The omnipresent word ‘organic’ has almost become cliché. But the Sawmill House by Archier Studio truly warrants the description. In terms of process and materials, the house embodies a story of relationships, of serendipitous discovery, shared creative vision and of open-ended imagination.
It begins with two brothers – architect Chris Gilbert, and his brother Ben, a sculptor – and the site of a former sawmill, which at one time was a gold mine. The house overlooks a pond, on a flat pad that had been the spot where logging trucks would park during loading. Though zoned as an ‘industrial site’, Ben defined his intended one-bedroom residential structure as a ‘caretaker’s cottage’ and building permission was granted.
A rough plan was in place prior to the start of construction, but the design truly evolved over time. Chris says of the home in rural Victoria, Australia: “We kind of made it up as we went along. We had about five pages of drawings, and that was it.”
Freed from the traditional restraints, and liberated by the added bonus of being able to change and develop the design over the course of construction, the result is a highly functional home, full of bespoke elements that have their roots in pragmatic problem-solving, but are imbued with a substantial dash of ‘why not?’ bravado.
The home’s most striking feature – the 270 massive concrete blocks that comprise the exterior walls – is a prime example.
Chris Gilbert explains, “I was driving up near there one afternoon and went by a farm, and they were using these big blocks as a retaining wall and a dam. I thought ‘Wow – those really look cool’. So I found out where they came from (a quarry and concrete plant in nearby Wadonga) and I went there and asked if I could have them.”
The blocks weigh in at one tonne each and are produced locally as the by-product of the many residential slabs poured in the vicinity. The slabs vary in colour and size; and although this unpredictability adds to the external appeal, grounding the house to the site. Their different colours and textures create a stacked layer effect that echoes the site’s mining heritage.
“It was clear pretty early on that this wasn’t going to be a typical wall of brick, or concrete blocks, where everything fits together perfectly. We just stacked them into place as they came. There were just a few places where we needed to cut them because we needed a straight edge.”
Embracing the imperfection of unusual materials carries through to the inside, too. The centerpiece of the open-plan public area is a fully-integrated kitchen that runs along the main interior wall. Here, too, the typical cabinetry choices were discussed and discarded.
“We knew that whatever we used had to relate to the exterior. So we were just talking and trying to figure it out…and it was like, ‘timber would be too dark, and a laminate would be horrible… ’ and I said, ‘we could use a metal, like brass sheets or something… ’ and that was it.”
Brass sheets, 0.3mm thick, were a remarkably cost-effective solution, and complement the surrounding warm stone and timber elements.
“We’ve sprayed them with cider vinegar to start the patina, and day-to-day living does the rest. People touch them, the air and humidity have an effect; they just keep getting better.”

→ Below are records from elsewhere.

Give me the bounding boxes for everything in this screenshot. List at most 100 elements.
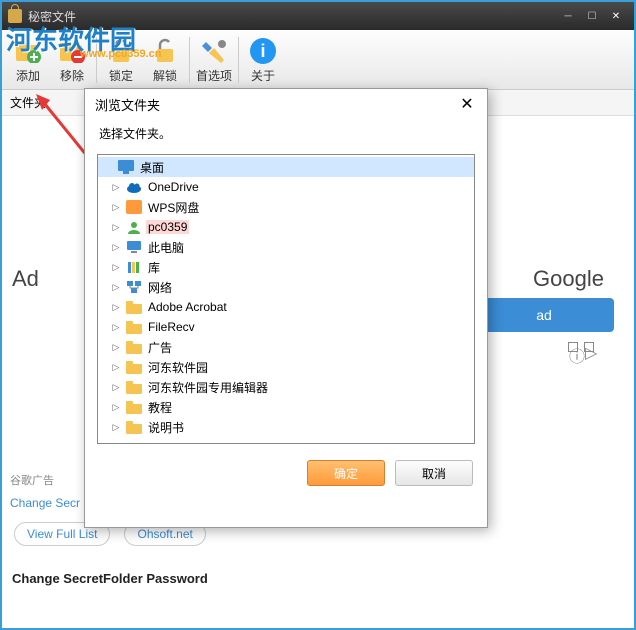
tree-expander[interactable]: ▷: [110, 202, 122, 213]
prefs-label: 首选项: [196, 67, 232, 84]
lock-label: 锁定: [109, 67, 133, 84]
minimize-button[interactable]: ─: [556, 7, 580, 25]
remove-label: 移除: [60, 67, 84, 84]
tree-item[interactable]: ▷ 教程: [98, 397, 474, 417]
unlock-icon: [149, 35, 181, 67]
remove-folder-icon: [56, 35, 88, 67]
tree-item-label: 教程: [146, 399, 174, 416]
folder-icon: [126, 380, 142, 394]
tree-item-label: FileRecv: [146, 320, 197, 334]
dialog-close-button[interactable]: ✕: [457, 94, 477, 114]
user-icon: [126, 220, 142, 234]
tree-expander[interactable]: ▷: [110, 282, 122, 293]
tree-expander[interactable]: ▷: [110, 302, 122, 313]
lock-icon: [105, 35, 137, 67]
change-password-label: Change SecretFolder Password: [12, 571, 208, 586]
toolbar-separator: [189, 37, 190, 83]
about-label: 关于: [251, 67, 275, 84]
main-toolbar: 添加 移除 锁定 解锁 首选项 i 关于: [2, 30, 634, 90]
tree-item[interactable]: ▷ 说明书: [98, 417, 474, 437]
tree-item[interactable]: ▷ 网络: [98, 277, 474, 297]
tree-item[interactable]: ▷库: [98, 257, 474, 277]
browse-folder-dialog: 浏览文件夹 ✕ 选择文件夹。 桌面▷OneDrive▷WPS网盘▷pc0359▷…: [84, 88, 488, 528]
folder-tree[interactable]: 桌面▷OneDrive▷WPS网盘▷pc0359▷此电脑▷库▷网络▷Adobe …: [97, 154, 475, 444]
toolbar-separator: [96, 37, 97, 83]
lib-icon: [126, 260, 142, 274]
folder-icon: [126, 360, 142, 374]
tree-item[interactable]: ▷ 广告: [98, 337, 474, 357]
change-secret-link[interactable]: Change Secr: [10, 496, 80, 510]
add-folder-icon: [12, 35, 44, 67]
dialog-titlebar: 浏览文件夹 ✕: [85, 89, 487, 119]
tree-item[interactable]: ▷ 河东软件园专用编辑器: [98, 377, 474, 397]
dialog-buttons: 确定 取消: [85, 444, 487, 502]
bg-ad-button[interactable]: ad: [474, 298, 614, 332]
tree-item-label: 河东软件园专用编辑器: [146, 379, 270, 396]
ad-label: 谷歌广告: [10, 472, 54, 488]
window-titlebar: 秘密文件 ─ ☐ ✕: [2, 2, 634, 30]
tree-item-label: 说明书: [146, 419, 186, 436]
dialog-prompt: 选择文件夹。: [85, 119, 487, 154]
tree-item-label: Adobe Acrobat: [146, 300, 229, 314]
tree-expander[interactable]: ▷: [110, 182, 122, 193]
bg-ad-controls: ⓘ ▷: [568, 342, 594, 352]
tree-item-label: WPS网盘: [146, 199, 201, 216]
tree-item-label: 此电脑: [146, 239, 186, 256]
tree-expander[interactable]: ▷: [110, 382, 122, 393]
net-icon: [126, 280, 142, 294]
tree-item-label: pc0359: [146, 220, 189, 234]
add-label: 添加: [16, 67, 40, 84]
close-button[interactable]: ✕: [604, 7, 628, 25]
folder-icon: [126, 300, 142, 314]
dialog-title: 浏览文件夹: [95, 95, 160, 114]
svg-text:i: i: [260, 41, 265, 61]
info-icon[interactable]: ⓘ: [568, 342, 578, 352]
unlock-label: 解锁: [153, 67, 177, 84]
preferences-button[interactable]: 首选项: [192, 33, 236, 87]
tree-expander[interactable]: ▷: [110, 222, 122, 233]
ok-button[interactable]: 确定: [307, 460, 385, 486]
toolbar-separator: [238, 37, 239, 83]
tree-expander[interactable]: ▷: [110, 402, 122, 413]
folder-icon: [126, 420, 142, 434]
tree-expander[interactable]: ▷: [110, 422, 122, 433]
tree-item-label: 网络: [146, 279, 174, 296]
tree-expander[interactable]: ▷: [110, 242, 122, 253]
tools-icon: [198, 35, 230, 67]
folder-icon: [126, 340, 142, 354]
folder-icon: [126, 320, 142, 334]
tree-item-label: 广告: [146, 339, 174, 356]
maximize-button[interactable]: ☐: [580, 7, 604, 25]
tree-item[interactable]: ▷ 河东软件园: [98, 357, 474, 377]
unlock-button[interactable]: 解锁: [143, 33, 187, 87]
tree-item-label: 河东软件园: [146, 359, 210, 376]
add-button[interactable]: 添加: [6, 33, 50, 87]
remove-button[interactable]: 移除: [50, 33, 94, 87]
tree-expander[interactable]: ▷: [110, 322, 122, 333]
lock-button[interactable]: 锁定: [99, 33, 143, 87]
desktop-icon: [118, 160, 134, 174]
tree-expander[interactable]: ▷: [110, 342, 122, 353]
bg-google-text: Google: [533, 266, 604, 292]
cloud-icon: [126, 180, 142, 194]
tree-item[interactable]: ▷ Adobe Acrobat: [98, 297, 474, 317]
tree-item-label: 桌面: [138, 159, 166, 176]
folder-icon: [126, 400, 142, 414]
play-icon[interactable]: ▷: [584, 342, 594, 352]
tree-item[interactable]: ▷ 此电脑: [98, 237, 474, 257]
about-button[interactable]: i 关于: [241, 33, 285, 87]
tree-expander[interactable]: ▷: [110, 362, 122, 373]
bg-ad-text: Ad: [12, 266, 39, 292]
info-icon: i: [247, 35, 279, 67]
tree-item[interactable]: ▷ FileRecv: [98, 317, 474, 337]
tree-expander[interactable]: ▷: [110, 262, 122, 273]
tree-item[interactable]: ▷ WPS网盘: [98, 197, 474, 217]
tree-item-label: OneDrive: [146, 180, 201, 194]
cancel-button[interactable]: 取消: [395, 460, 473, 486]
pc-icon: [126, 240, 142, 254]
app-icon: [8, 9, 22, 23]
tree-item[interactable]: ▷ OneDrive: [98, 177, 474, 197]
tree-item[interactable]: ▷ pc0359: [98, 217, 474, 237]
tree-root-desktop[interactable]: 桌面: [98, 157, 474, 177]
window-title: 秘密文件: [28, 8, 76, 25]
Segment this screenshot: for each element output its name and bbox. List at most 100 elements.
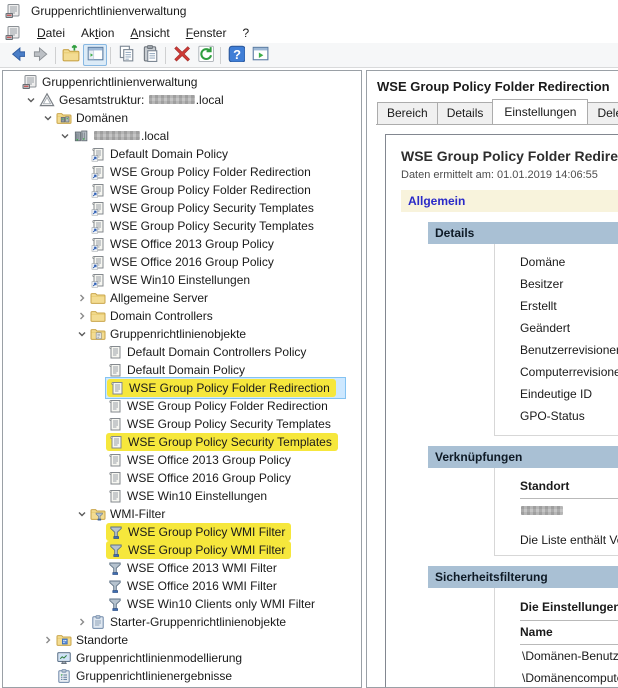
tab-einstellungen[interactable]: Einstellungen	[492, 99, 589, 124]
section-verknuepfungen[interactable]: Verknüpfungen	[428, 446, 618, 468]
tree-item[interactable]: Starter-Gruppenrichtlinienobjekte	[3, 613, 361, 631]
tree-item[interactable]: Default Domain Policy	[3, 145, 361, 163]
selected-tree-item[interactable]: WSE Group Policy Folder Redirection	[105, 377, 346, 399]
security-note: Die Einstellungen dieses G	[520, 595, 618, 621]
forward-button[interactable]	[28, 44, 52, 66]
gpo-icon	[109, 380, 125, 396]
tree-item[interactable]: WSE Group Policy Security Templates	[3, 415, 361, 433]
chevron-right-icon[interactable]	[41, 635, 55, 645]
chevron-down-icon[interactable]	[58, 131, 72, 141]
tree-item[interactable]: WSE Win10 Einstellungen	[3, 271, 361, 289]
menu-datei[interactable]: Datei	[29, 24, 73, 42]
details-row-label: GPO-Status	[520, 409, 585, 423]
tree-item[interactable]: WSE Win10 Clients only WMI Filter	[3, 595, 361, 613]
tree-item-label: Gesamtstruktur: .local	[59, 93, 224, 107]
tree-item[interactable]: Gruppenrichtlinienobjekte	[3, 325, 361, 343]
tree-item-label: WSE Group Policy WMI Filter	[128, 543, 286, 557]
tree-item-label: WSE Group Policy Security Templates	[128, 435, 332, 449]
tree-item-label: Standorte	[76, 633, 129, 647]
tree-item[interactable]: WSE Group Policy Folder Redirection	[3, 377, 361, 399]
tree-item[interactable]: WSE Office 2016 WMI Filter	[3, 577, 361, 595]
tree-item[interactable]: WSE Group Policy Security Templates	[3, 199, 361, 217]
chevron-down-icon[interactable]	[24, 95, 38, 105]
result-pane: WSE Group Policy Folder Redirection Bere…	[366, 70, 618, 688]
tree-item[interactable]: WSE Group Policy WMI Filter	[3, 541, 361, 559]
help-button[interactable]: ?	[224, 44, 248, 66]
gpo-link-icon	[90, 182, 106, 198]
console-tree-pane[interactable]: Gruppenrichtlinienverwaltung Gesamtstrukt…	[2, 70, 362, 688]
tree-item[interactable]: .local	[3, 127, 361, 145]
gpo-icon	[108, 434, 124, 450]
paste-icon	[141, 44, 159, 67]
chevron-down-icon[interactable]	[75, 329, 89, 339]
toolbar-separator	[110, 46, 111, 64]
chevron-down-icon[interactable]	[75, 509, 89, 519]
up-one-level-button[interactable]	[59, 44, 83, 66]
new-window-button[interactable]	[248, 44, 272, 66]
security-principal-row: \Domänencomputer	[522, 671, 618, 685]
chevron-right-icon[interactable]	[75, 311, 89, 321]
tree-item[interactable]: Standorte	[3, 631, 361, 649]
menu-help[interactable]: ?	[234, 24, 257, 42]
tree-item-label: WSE Group Policy Security Templates	[110, 201, 314, 215]
tree-item-label: Gruppenrichtlinienverwaltung	[42, 75, 198, 89]
security-principal-row: \Domänen-Benutzer	[522, 649, 618, 663]
tree-item[interactable]: Domänen	[3, 109, 361, 127]
tree-item[interactable]: Gesamtstruktur: .local	[3, 91, 361, 109]
chevron-right-icon[interactable]	[75, 617, 89, 627]
folder-icon	[90, 308, 106, 324]
menu-aktion[interactable]: Aktion	[73, 24, 122, 42]
section-sicherheitsfilterung[interactable]: Sicherheitsfilterung	[428, 566, 618, 588]
gpo-pane-title: WSE Group Policy Folder Redirection	[377, 79, 610, 94]
section-details[interactable]: Details	[428, 222, 618, 244]
tree-item[interactable]: WSE Group Policy Security Templates	[3, 217, 361, 235]
tree-item[interactable]: Allgemeine Server	[3, 289, 361, 307]
report-title: WSE Group Policy Folder Redirection	[401, 148, 618, 164]
tree-item[interactable]: WSE Office 2013 Group Policy	[3, 451, 361, 469]
settings-report[interactable]: WSE Group Policy Folder Redirection Date…	[385, 134, 618, 687]
tree-item[interactable]: WSE Group Policy Security Templates	[3, 433, 361, 451]
tree-item[interactable]: Domain Controllers	[3, 307, 361, 325]
tree-item-label: Default Domain Policy	[110, 147, 229, 161]
tab-delegierung[interactable]: Delegierung	[587, 102, 618, 124]
tree-item[interactable]: WSE Group Policy Folder Redirection	[3, 397, 361, 415]
forest-icon	[39, 92, 55, 108]
tree-item[interactable]: Gruppenrichtlinienverwaltung	[3, 73, 361, 91]
tree-item-label: WSE Office 2013 Group Policy	[127, 453, 291, 467]
tree-item[interactable]: Gruppenrichtlinienmodellierung	[3, 649, 361, 667]
section-allgemein[interactable]: Allgemein	[401, 190, 618, 212]
tree-item[interactable]: WSE Group Policy Folder Redirection	[3, 181, 361, 199]
tree-item[interactable]: WSE Office 2016 Group Policy	[3, 253, 361, 271]
tab-details[interactable]: Details	[436, 102, 494, 124]
refresh-button[interactable]	[193, 44, 217, 66]
tree-item[interactable]: Default Domain Controllers Policy	[3, 343, 361, 361]
paste-button[interactable]	[138, 44, 162, 66]
menu-fenster[interactable]: Fenster	[178, 24, 235, 42]
tree-item[interactable]: WSE Office 2013 WMI Filter	[3, 559, 361, 577]
tree-item[interactable]: Default Domain Policy	[3, 361, 361, 379]
tree-item[interactable]: WSE Group Policy Folder Redirection	[3, 163, 361, 181]
tree-item[interactable]: WSE Group Policy WMI Filter	[3, 523, 361, 541]
tree-item[interactable]: Gruppenrichtlinienergebnisse	[3, 667, 361, 685]
details-row-label: Besitzer	[520, 277, 564, 291]
toolbar: ?	[0, 43, 618, 68]
svg-text:?: ?	[233, 46, 241, 61]
wmi-filter-icon	[108, 524, 124, 540]
tree-item[interactable]: WSE Win10 Einstellungen	[3, 487, 361, 505]
tree-item[interactable]: WSE Office 2013 Group Policy	[3, 235, 361, 253]
menu-ansicht[interactable]: Ansicht	[122, 24, 177, 42]
copy-button[interactable]	[114, 44, 138, 66]
chevron-down-icon[interactable]	[41, 113, 55, 123]
back-button[interactable]	[4, 44, 28, 66]
delete-button[interactable]	[169, 44, 193, 66]
details-table: Domäne Besitzer Erstellt Geändert Benutzerre…	[494, 244, 618, 436]
tree-item-label: Domain Controllers	[110, 309, 213, 323]
tree-item-label: Default Domain Policy	[127, 363, 246, 377]
chevron-right-icon[interactable]	[75, 293, 89, 303]
show-console-tree-button[interactable]	[83, 44, 107, 66]
tree-item[interactable]: WMI-Filter	[3, 505, 361, 523]
tree-item-label: WSE Win10 Einstellungen	[127, 489, 268, 503]
tree-item-label: Gruppenrichtlinienmodellierung	[76, 651, 243, 665]
tree-item[interactable]: WSE Office 2016 Group Policy	[3, 469, 361, 487]
tab-bereich[interactable]: Bereich	[377, 102, 438, 124]
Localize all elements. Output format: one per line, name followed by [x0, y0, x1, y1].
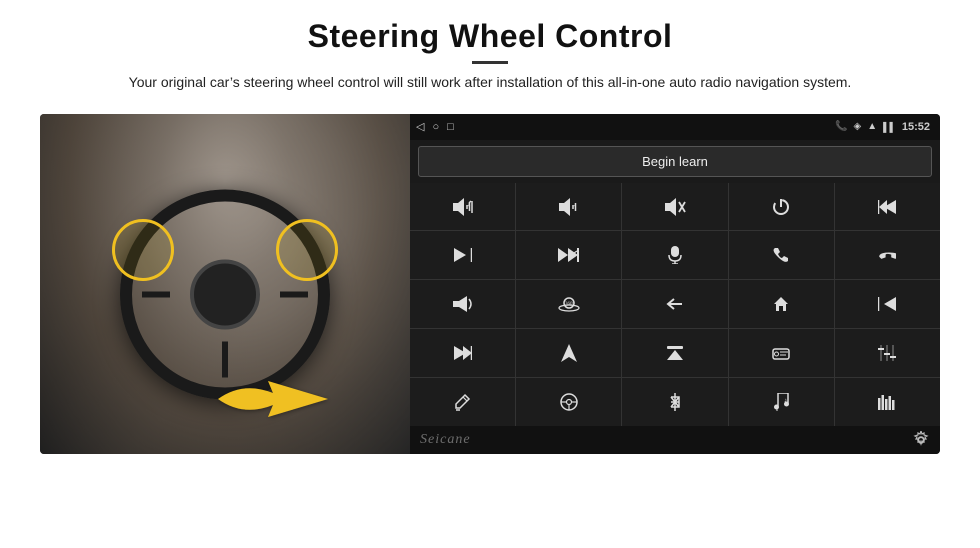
grid-cell-vol-up[interactable]: +	[410, 183, 515, 231]
svg-text:360°: 360°	[565, 302, 575, 307]
grid-cell-phone[interactable]	[729, 231, 834, 279]
location-icon: ◈	[853, 121, 861, 132]
grid-cell-power[interactable]	[729, 183, 834, 231]
spoke-right	[280, 291, 308, 297]
arrow-container	[213, 371, 333, 426]
eject-icon	[667, 345, 683, 360]
navigate-icon	[561, 344, 577, 362]
grid-cell-vol-down[interactable]: -	[516, 183, 621, 231]
end-call-icon	[878, 247, 896, 263]
grid-cell-back[interactable]	[622, 280, 727, 328]
prev-track-icon	[878, 199, 896, 214]
radio-icon	[772, 345, 790, 360]
status-bar-right: 📞 ◈ ▲ ▌▌ 15:52	[835, 121, 930, 133]
phone-icon	[773, 247, 789, 263]
skip-ff-icon	[454, 345, 472, 360]
steering-wheel-icon	[560, 393, 578, 411]
back-arrow-icon	[666, 297, 684, 312]
svg-text:♪: ♪	[784, 398, 787, 404]
vol-up-icon: +	[452, 198, 474, 216]
content-row: ◁ ○ □ 📞 ◈ ▲ ▌▌ 15:52 Begin learn	[40, 114, 940, 454]
grid-cell-bars[interactable]	[835, 378, 940, 426]
back-nav-icon[interactable]: ◁	[416, 120, 424, 133]
grid-cell-pen[interactable]	[410, 378, 515, 426]
grid-cell-rewind[interactable]	[835, 280, 940, 328]
power-icon	[772, 198, 790, 216]
grid-cell-360[interactable]: 360°	[516, 280, 621, 328]
icon-grid: + -	[410, 183, 940, 426]
grid-cell-music[interactable]: ♪	[729, 378, 834, 426]
vol-down-icon: -	[558, 198, 580, 216]
equalizer-icon	[878, 345, 896, 361]
right-button-highlight	[276, 219, 338, 281]
grid-cell-end-call[interactable]	[835, 231, 940, 279]
seicane-brand: Seicane	[420, 432, 471, 448]
fast-forward-icon	[558, 248, 580, 263]
grid-cell-eject[interactable]	[622, 329, 727, 377]
settings-gear-icon[interactable]	[912, 431, 930, 449]
grid-cell-skip-next[interactable]	[410, 231, 515, 279]
home-icon	[773, 296, 789, 312]
grid-cell-radio[interactable]	[729, 329, 834, 377]
audio-bars-icon	[878, 394, 896, 410]
recents-nav-icon[interactable]: □	[447, 121, 454, 133]
skip-next-icon	[454, 248, 472, 263]
mic-icon	[668, 246, 682, 264]
music-icon: ♪	[773, 393, 789, 411]
bluetooth-icon	[669, 393, 681, 411]
home-nav-icon[interactable]: ○	[432, 121, 439, 133]
steering-wheel-image	[40, 114, 410, 454]
main-title: Steering Wheel Control	[40, 18, 940, 55]
mute-icon	[664, 198, 686, 216]
grid-cell-mic[interactable]	[622, 231, 727, 279]
begin-learn-button[interactable]: Begin learn	[418, 146, 932, 177]
horn-icon	[453, 296, 473, 312]
title-divider	[472, 61, 508, 64]
subtitle: Your original car’s steering wheel contr…	[40, 72, 940, 94]
yellow-arrow-svg	[213, 371, 333, 426]
grid-cell-nav[interactable]	[516, 329, 621, 377]
android-panel: ◁ ○ □ 📞 ◈ ▲ ▌▌ 15:52 Begin learn	[410, 114, 940, 454]
page-container: Steering Wheel Control Your original car…	[0, 0, 980, 548]
grid-cell-bluetooth[interactable]	[622, 378, 727, 426]
grid-cell-mute[interactable]	[622, 183, 727, 231]
phone-signal-icon: 📞	[835, 121, 847, 132]
grid-cell-skip-ff[interactable]	[410, 329, 515, 377]
status-bar: ◁ ○ □ 📞 ◈ ▲ ▌▌ 15:52	[410, 114, 940, 140]
battery-icon: ▌▌	[883, 122, 896, 132]
left-button-highlight	[112, 219, 174, 281]
grid-cell-home[interactable]	[729, 280, 834, 328]
wifi-icon: ▲	[867, 121, 877, 132]
clock: 15:52	[902, 121, 930, 133]
pen-icon	[455, 393, 471, 411]
grid-cell-prev-track[interactable]	[835, 183, 940, 231]
grid-cell-steering[interactable]	[516, 378, 621, 426]
grid-cell-horn[interactable]	[410, 280, 515, 328]
spoke-left	[142, 291, 170, 297]
rewind-icon	[878, 297, 896, 312]
status-bar-left: ◁ ○ □	[416, 120, 454, 133]
steering-wheel-center	[190, 259, 260, 329]
grid-cell-eq[interactable]	[835, 329, 940, 377]
begin-learn-row: Begin learn	[410, 140, 940, 183]
svg-text:+: +	[467, 203, 471, 209]
title-section: Steering Wheel Control Your original car…	[40, 18, 940, 106]
bottom-bar: Seicane	[410, 426, 940, 454]
360-icon: 360°	[557, 295, 581, 313]
grid-cell-ff[interactable]	[516, 231, 621, 279]
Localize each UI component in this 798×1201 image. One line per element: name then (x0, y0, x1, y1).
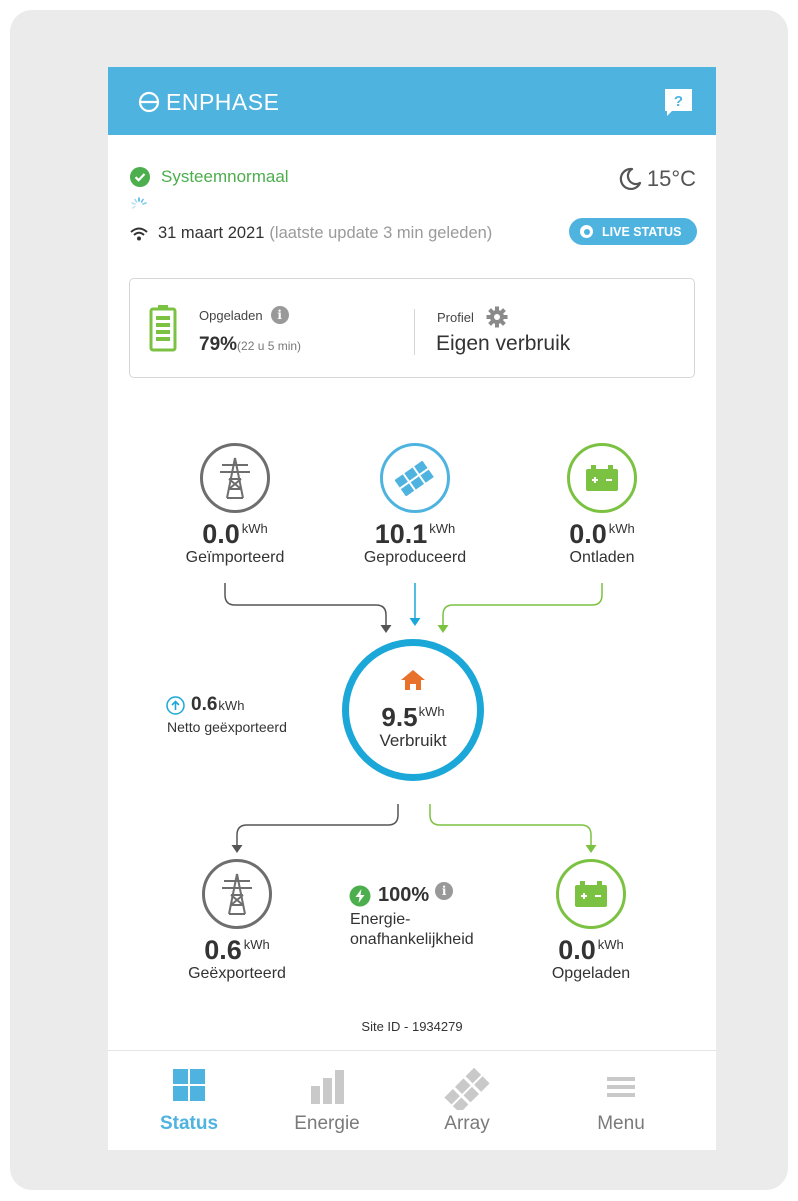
energy-flow-lines (224, 583, 603, 853)
battery-charge-node[interactable]: 0.0 kWh Opgeladen (521, 859, 661, 983)
discharged-unit: kWh (608, 521, 635, 536)
net-exported-unit: kWh (218, 697, 245, 713)
net-exported-label: Netto geëxporteerd (167, 719, 287, 735)
bottom-tab-bar: Status Energie Array Menu (108, 1050, 716, 1150)
app-screen: ENPHASE ? Systeemnormaal 15°C 31 maart 2… (108, 67, 716, 1150)
charged-flow-label: Opgeladen (551, 965, 631, 982)
charged-value: 0.0 (558, 935, 596, 965)
imported-value: 0.0 (202, 519, 240, 549)
produced-unit: kWh (429, 521, 456, 536)
bar-chart-icon (311, 1070, 344, 1104)
battery-discharge-node[interactable]: 0.0 kWh Ontladen (532, 443, 672, 567)
lightning-circle-icon (349, 885, 371, 906)
power-tower-icon (222, 873, 252, 915)
consumed-unit: kWh (418, 704, 445, 719)
consumption-node[interactable]: 9.5kWh Verbruikt (342, 639, 484, 781)
produced-label: Geproduceerd (363, 549, 467, 566)
battery-discharge-circle (567, 443, 637, 513)
discharged-value: 0.0 (569, 519, 607, 549)
discharged-label: Ontladen (569, 549, 635, 566)
energy-independence: 100% i Energie- onafhankelijkheid (349, 881, 474, 950)
tab-energie[interactable]: Energie (251, 1051, 403, 1150)
tab-status-label: Status (159, 1113, 219, 1134)
battery-charge-circle (556, 859, 626, 929)
exported-unit: kWh (243, 937, 270, 952)
dashboard-grid-icon (173, 1069, 205, 1101)
home-icon (349, 669, 477, 696)
site-id: Site ID - 1934279 (361, 1019, 463, 1034)
battery-icon (586, 465, 618, 491)
hamburger-menu-icon (607, 1077, 635, 1097)
grid-import-circle (200, 443, 270, 513)
solar-panel-icon (395, 460, 434, 496)
produced-value: 10.1 (374, 519, 428, 549)
power-tower-icon (220, 457, 250, 499)
consumed-value: 9.5 (381, 702, 418, 732)
battery-icon (575, 881, 607, 907)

Throughout the interior, bespoke furniture and custom lighting elements – many created by Ben Gilbert, others by the team at Archier Studio – add to the overall artisanal effect. Among the most notable handmade items are the large dividers – some slide, some pivot – that enable the larger open-plan space to be subdivided according to use, and open or closed to the outdoors, depending on the weather.
Above and below, long planes of locally sourced and reclaimed timber bring an element of softness and warmth, in contrast to the metal and stone. The floor continues seamlessly onto the wide deck, which cantilevers slightly out over the hill. Thanks to the expansive glass wall – double-glazed stacking doors – the view can be seen from the kitchen and living rooms throughout the year. A long timber screen can be moved along the far edge of the deck, bringing shade, as needed, during the day.
Large sections of the roof and façade are mechanised and moveable, which makes the envelope largely operable, allowing courtyards and natural light to be added and subtracted as the seasons warrant. The 60mm-thick blocks absorb sun during the day, but keep the interior cool. In the summertime, the sliding glass doors can be recessed back, opening up the sides of the building to cross-breezes. In the winter, just the opposite – opening the skylight allows sunlight to penetrate and warm the interior, while closing the stacking doors keeps the warm air inside.
The Sawmill House is receiving an increasing amount of local and international attention and has garnered a raft of awards for itself and its makers, including the 2015 Houses Award for New House under 200m2 (Australia). For the members of Archier Studio, it’s been a banner year. Chris Gilbert says: “It’s been incredible – massive, really – and it’s great because it shows the potential of smaller studios like ourselves, and the amazing results you can get from this kind of project. I feel like it’s been the right project, with the right people, at the right time.”